Soft limits would be ideal (x/day with maximum peak of x/minute), but hey, that's literally negative value to them (work to code, CPU time to implement, less income out of "mistakes")
That's because you pay for stuff like storage. If you had a spending limit, they'd have to delete your data to stop your spend.
Or do what every other industry does, and trigger a conversation. Or even don't let you store more, or restrict access. Why the need to delete?
'By the way old chap, you have gone over your storage limit. Do you want to buy more or delete some stuff?'
>By the way old chap, you have gone over your storage limit. Do you want to buy more or delete some stuff?
Why does my AWS counselor sound British. Am I in eu-west-2?
Why shouldn't it, its just a machine? Wouldn't the world be better if these messages varied a bit!
That's what alarms that you set up are for.

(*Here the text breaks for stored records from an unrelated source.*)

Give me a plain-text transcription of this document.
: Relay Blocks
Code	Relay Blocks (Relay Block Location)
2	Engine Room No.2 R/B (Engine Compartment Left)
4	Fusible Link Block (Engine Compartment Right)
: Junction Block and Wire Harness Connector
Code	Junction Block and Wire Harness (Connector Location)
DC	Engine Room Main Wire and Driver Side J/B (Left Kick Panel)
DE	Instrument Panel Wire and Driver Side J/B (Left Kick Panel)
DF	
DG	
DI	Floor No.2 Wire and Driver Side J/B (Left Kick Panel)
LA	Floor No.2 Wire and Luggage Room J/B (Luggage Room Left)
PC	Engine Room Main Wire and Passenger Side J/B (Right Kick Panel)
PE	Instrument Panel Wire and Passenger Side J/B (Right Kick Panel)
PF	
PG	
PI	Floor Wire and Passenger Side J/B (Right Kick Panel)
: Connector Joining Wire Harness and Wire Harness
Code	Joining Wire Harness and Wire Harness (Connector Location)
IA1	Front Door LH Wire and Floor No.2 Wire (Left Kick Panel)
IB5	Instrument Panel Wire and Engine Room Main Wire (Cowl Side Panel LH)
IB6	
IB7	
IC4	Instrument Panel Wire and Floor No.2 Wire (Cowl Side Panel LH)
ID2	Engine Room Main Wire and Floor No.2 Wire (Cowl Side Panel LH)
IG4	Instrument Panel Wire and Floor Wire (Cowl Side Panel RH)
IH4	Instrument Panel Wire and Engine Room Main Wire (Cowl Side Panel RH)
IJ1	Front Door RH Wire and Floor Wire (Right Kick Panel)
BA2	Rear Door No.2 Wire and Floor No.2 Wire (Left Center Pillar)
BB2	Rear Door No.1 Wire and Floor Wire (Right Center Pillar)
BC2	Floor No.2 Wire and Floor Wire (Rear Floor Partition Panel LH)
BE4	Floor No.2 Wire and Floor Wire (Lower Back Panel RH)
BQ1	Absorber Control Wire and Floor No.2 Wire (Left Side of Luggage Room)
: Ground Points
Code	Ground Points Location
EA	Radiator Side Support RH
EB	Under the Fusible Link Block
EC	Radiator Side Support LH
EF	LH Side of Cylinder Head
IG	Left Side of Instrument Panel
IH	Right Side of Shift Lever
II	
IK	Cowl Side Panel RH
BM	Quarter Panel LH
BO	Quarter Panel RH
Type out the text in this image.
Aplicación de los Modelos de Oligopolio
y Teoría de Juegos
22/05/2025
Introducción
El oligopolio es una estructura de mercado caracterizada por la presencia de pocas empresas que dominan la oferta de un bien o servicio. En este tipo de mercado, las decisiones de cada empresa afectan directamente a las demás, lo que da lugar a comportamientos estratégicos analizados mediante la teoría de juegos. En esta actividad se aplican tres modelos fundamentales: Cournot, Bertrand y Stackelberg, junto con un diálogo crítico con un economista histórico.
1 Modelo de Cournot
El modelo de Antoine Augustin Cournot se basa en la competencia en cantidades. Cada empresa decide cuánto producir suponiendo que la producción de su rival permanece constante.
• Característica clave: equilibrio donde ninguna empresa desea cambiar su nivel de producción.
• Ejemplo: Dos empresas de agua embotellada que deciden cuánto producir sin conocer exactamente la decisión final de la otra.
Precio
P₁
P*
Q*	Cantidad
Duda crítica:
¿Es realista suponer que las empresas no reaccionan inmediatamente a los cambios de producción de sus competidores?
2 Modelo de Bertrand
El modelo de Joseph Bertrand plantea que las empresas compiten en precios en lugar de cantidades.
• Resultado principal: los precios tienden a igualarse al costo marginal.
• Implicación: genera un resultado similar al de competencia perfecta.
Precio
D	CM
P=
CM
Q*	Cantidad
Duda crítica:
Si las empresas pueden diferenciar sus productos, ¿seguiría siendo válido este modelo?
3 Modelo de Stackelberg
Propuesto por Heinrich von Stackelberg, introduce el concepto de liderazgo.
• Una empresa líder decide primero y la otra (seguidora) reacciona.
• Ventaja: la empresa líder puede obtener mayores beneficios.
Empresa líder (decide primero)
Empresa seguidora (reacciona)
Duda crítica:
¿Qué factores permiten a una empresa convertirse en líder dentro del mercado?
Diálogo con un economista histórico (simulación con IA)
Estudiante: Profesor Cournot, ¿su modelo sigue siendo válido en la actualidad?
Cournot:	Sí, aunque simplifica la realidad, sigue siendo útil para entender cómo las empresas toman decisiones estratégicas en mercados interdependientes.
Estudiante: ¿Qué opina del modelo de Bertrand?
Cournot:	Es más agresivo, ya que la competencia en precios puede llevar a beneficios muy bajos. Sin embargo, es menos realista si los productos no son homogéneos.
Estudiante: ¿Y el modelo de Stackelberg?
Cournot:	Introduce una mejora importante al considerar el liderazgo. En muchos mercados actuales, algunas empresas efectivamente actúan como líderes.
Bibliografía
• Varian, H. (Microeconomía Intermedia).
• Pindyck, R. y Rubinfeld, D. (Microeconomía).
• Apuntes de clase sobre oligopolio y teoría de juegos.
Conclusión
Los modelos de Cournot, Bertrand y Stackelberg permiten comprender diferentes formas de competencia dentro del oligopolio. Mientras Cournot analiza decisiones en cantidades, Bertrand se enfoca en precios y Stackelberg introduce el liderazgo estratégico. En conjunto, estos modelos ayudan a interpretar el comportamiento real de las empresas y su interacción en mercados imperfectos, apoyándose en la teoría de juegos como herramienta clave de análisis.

I've heard that Google keeps Google Drive data around for up to two years if your subscription expired and your account is over quota. They could certainly do the same with other cloud storage.
If I reduce my gdrive subscription they don’t simply delete what I have over the new (lower) limit. There is a grace period and it’s standard practice. Why should it be any different in this case?
If only there was a way to pause all the other stuff and only let storage to keep costing you ...
There is, and it would cause an outage while still not achieving the supposed goal of not going over budget. You don't want to be killing your customer's production over potential misconfigurations/forgotten budgets. Especially when you'd continue to bill them for the storage and other static things like IPs.
It's so much easier for them to have support wave accidental overuses.
If only we had the technology to exempt storage from spending limits.
As if that would solve anything? Depending on use, storage could be the largest line item (storage across databases, VMs, object storage).
not really no
you can set up a cloud function to monitor billing limits and automatically disable billing for a project if it exceeds the limits though
I understand that cloud resources and automatically stopping them beyond a certain spend is problematic and challenging in many ways, e.g. do you just destroy provisioned computer, storage, data?
But for those stupid API keys the corporations have zero excuse not to have configurable limits with a sensible default.
Billing caps? Google? Ha ha ha ha... OK, I'm sad now.
Is this part of the keys didn't use to be a secret, now they are issue with google? [1] If so they have a good case on their hands.
[1] https://news.ycombinator.com/item?id=47156925
Oof, $82k in 48 hours is brutal. Makes me even more glad I run everything local where possible.
What are you running locally? ClawdBot by chance...?
[flagged]
My understanding is that AWS budget actions also operate on a delay. I love using AWS at work but I'm never giving it my personal credit card as long as I can't turn off auto-billing.